Quand nous parlons aujourd’hui de l’amour d’un homme pour une femme, nous envisageons une relation à la fois affective et physique.

Dans l’Antiquité, la question ne se posait même pas. Grecs et Romains distinguaient l’amour sexuel, la passion érotique, de l’amitié.

Ils n’imaginaient pas que les deux puissent être réunis dans la relation d’un homme avec une femme, à plus forte raison d’un mari avec son épouse : « Si j’ai envie d’avoir un rapport, je ne vais pas déranger ma femme au gynécée pour une chose aussi futile », écrivait Plutarque, qui avait sous la main les esclaves, hommes ou femmes, qui lui permettaient d’assouvir ses besoins.

Le même renchérissait : « J’affirme que ce que vous ressentez quand vous vous attachez à des femmes ou à des jeunes filles, ce n’est pas de l’amour. De même les nourrisseurs et les cuisiniers n’ont pas d’affection pour les veaux et pour les volailles qu’ils engraissent « .
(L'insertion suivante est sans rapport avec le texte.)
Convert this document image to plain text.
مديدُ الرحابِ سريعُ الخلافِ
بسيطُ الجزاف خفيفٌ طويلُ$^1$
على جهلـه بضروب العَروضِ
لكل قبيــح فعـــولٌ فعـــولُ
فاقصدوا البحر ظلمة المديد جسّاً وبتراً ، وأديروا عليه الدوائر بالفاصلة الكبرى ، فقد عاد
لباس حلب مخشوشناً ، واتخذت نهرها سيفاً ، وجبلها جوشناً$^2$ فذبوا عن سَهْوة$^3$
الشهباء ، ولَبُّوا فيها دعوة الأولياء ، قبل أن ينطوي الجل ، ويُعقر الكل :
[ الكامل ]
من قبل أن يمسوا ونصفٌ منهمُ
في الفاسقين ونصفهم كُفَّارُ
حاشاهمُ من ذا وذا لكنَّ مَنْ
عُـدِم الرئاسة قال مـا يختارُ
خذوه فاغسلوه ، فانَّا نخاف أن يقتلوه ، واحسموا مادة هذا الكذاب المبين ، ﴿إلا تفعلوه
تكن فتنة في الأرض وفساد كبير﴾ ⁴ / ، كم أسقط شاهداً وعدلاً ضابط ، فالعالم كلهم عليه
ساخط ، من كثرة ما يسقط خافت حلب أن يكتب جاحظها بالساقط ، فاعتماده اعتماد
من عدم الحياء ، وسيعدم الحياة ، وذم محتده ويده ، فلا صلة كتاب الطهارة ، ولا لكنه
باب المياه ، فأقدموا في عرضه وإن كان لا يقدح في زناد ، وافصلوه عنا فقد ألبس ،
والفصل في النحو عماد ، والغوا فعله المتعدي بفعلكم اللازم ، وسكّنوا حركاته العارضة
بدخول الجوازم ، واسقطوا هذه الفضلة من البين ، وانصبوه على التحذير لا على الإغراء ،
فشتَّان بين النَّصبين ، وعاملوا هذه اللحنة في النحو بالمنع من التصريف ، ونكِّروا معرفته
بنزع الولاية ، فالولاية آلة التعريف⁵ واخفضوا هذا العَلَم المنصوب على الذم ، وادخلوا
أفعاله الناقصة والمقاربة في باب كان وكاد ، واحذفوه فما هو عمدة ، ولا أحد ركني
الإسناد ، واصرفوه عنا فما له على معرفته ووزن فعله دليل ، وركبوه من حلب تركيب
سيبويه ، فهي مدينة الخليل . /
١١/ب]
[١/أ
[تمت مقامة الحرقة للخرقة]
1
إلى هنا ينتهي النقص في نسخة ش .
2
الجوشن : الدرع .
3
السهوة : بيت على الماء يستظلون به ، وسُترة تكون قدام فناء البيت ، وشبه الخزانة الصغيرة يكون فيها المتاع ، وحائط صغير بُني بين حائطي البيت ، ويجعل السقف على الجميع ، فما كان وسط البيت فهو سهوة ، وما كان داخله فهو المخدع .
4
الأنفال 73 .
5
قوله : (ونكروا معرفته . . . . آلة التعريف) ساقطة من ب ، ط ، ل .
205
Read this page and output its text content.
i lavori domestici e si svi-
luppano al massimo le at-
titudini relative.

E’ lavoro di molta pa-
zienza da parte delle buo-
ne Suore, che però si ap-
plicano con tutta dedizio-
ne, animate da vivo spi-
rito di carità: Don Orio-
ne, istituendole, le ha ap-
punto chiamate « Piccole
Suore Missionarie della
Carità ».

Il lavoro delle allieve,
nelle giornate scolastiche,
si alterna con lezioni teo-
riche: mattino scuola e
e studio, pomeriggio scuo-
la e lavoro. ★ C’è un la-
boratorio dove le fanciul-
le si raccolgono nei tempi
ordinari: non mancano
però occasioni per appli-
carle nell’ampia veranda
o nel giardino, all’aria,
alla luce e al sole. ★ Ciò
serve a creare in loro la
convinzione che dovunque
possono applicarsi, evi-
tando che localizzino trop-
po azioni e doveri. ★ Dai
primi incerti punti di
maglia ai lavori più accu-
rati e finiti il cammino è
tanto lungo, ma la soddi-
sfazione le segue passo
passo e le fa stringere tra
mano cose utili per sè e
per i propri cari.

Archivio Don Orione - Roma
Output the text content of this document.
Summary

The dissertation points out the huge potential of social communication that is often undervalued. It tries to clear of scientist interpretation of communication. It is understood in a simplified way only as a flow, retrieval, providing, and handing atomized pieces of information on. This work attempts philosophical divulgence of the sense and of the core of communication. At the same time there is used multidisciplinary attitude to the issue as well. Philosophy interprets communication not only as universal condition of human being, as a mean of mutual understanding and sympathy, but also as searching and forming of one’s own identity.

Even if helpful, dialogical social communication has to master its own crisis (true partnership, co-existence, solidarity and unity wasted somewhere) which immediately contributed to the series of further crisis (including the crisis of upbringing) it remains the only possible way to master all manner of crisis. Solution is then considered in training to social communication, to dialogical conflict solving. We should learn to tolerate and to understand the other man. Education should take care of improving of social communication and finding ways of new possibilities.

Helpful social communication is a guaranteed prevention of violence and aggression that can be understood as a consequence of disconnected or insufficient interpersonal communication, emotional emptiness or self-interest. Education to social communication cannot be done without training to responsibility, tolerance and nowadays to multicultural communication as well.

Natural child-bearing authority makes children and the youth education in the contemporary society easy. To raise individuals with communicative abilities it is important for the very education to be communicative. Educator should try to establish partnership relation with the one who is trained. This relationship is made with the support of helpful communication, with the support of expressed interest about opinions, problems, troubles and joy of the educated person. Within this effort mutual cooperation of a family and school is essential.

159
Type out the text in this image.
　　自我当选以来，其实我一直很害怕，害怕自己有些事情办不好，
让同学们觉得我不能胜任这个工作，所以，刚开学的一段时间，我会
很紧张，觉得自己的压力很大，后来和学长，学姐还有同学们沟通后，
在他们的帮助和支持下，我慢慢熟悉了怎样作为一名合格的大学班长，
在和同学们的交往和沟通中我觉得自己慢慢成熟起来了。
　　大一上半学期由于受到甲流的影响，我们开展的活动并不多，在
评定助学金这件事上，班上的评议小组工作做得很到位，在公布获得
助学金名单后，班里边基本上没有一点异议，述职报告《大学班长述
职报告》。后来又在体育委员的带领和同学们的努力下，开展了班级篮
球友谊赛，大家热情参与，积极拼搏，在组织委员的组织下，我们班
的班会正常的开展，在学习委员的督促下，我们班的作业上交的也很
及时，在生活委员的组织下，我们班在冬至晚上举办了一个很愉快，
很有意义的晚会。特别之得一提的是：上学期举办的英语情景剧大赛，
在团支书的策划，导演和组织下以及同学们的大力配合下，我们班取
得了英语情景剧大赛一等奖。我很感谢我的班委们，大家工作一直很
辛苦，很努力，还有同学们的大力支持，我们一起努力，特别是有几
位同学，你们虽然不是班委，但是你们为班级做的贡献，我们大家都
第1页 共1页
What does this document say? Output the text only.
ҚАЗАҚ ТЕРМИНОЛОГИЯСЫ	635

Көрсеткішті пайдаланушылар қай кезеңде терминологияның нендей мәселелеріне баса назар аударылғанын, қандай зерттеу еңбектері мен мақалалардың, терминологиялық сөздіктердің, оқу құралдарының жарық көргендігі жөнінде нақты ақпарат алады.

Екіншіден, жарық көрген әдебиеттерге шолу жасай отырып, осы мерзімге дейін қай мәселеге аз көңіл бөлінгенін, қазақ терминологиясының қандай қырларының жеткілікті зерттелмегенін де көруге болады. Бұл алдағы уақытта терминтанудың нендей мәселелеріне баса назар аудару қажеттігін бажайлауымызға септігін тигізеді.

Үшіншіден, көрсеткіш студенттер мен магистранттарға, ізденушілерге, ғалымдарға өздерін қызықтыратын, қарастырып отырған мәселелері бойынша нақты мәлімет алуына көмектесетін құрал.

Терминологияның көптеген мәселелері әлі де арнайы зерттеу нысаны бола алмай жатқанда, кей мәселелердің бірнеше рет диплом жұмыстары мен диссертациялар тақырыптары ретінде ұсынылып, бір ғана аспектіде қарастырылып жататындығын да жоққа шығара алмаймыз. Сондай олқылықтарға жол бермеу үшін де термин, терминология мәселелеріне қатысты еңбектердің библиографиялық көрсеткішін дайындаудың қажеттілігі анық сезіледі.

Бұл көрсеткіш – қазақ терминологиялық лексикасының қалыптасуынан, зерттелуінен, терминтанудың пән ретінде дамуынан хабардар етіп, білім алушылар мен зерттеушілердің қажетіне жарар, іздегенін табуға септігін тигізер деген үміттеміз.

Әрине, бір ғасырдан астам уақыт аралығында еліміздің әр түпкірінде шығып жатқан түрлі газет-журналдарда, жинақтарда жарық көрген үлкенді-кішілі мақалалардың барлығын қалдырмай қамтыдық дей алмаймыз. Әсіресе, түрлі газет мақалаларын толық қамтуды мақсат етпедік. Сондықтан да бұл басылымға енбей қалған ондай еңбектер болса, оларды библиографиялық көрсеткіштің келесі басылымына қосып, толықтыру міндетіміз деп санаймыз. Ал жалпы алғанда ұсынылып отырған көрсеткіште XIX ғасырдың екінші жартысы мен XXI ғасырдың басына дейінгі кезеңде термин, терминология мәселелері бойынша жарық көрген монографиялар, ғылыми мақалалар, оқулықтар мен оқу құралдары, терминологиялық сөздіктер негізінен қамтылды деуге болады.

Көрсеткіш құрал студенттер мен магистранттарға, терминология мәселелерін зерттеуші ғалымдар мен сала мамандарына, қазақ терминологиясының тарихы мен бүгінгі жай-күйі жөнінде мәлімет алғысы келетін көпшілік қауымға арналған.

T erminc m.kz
Pour Cicéron, l’amitié ne peut exister qu’entre hommes, et la sexualité avec l’épouse ne sert qu’à avoir des enfants légitimes. Pétri par cette culture antique, saint Augustin, vers 400, n’arrive pas à imaginer ce que Dieu veut dire quand la Genèse lui fait créer la femme « pour être une aide qui soit accordée (à l’homme) » : physiquement, la femme est moins robuste qu’un autre homme, et pour le réconfort affectif « combien plus agréable est la cohabitation de deux amis comparée à celle d’un homme et d’une femme ! »

L’amour érotique dans le mariage

Montaigne est toujours convaincu que l’amour érotique n’a pas sa place dans le mariage, et qu’il faut distinguer l’amitié (avec un homme), de la sexualité (avec sa maîtresse) et de l’affection conjugale.

La différence de condition entre les hommes et les femmes rendait impossible à ces époques l’amour à la fois sexuel et affectif que nous visons aujourd’hui en créant nos couples. Non, un homme ne pouvait pas aimer une femme !

Quant aux femmes, tout le monde était d’accord pour dire qu’elles n’avaient pas les capacités intellectuelles et morales qui leur permettraient d’aimer d’amitié un homme. Elles pouvaient désirer sexuellement, oui, mais pas aimer au sens moderne du terme.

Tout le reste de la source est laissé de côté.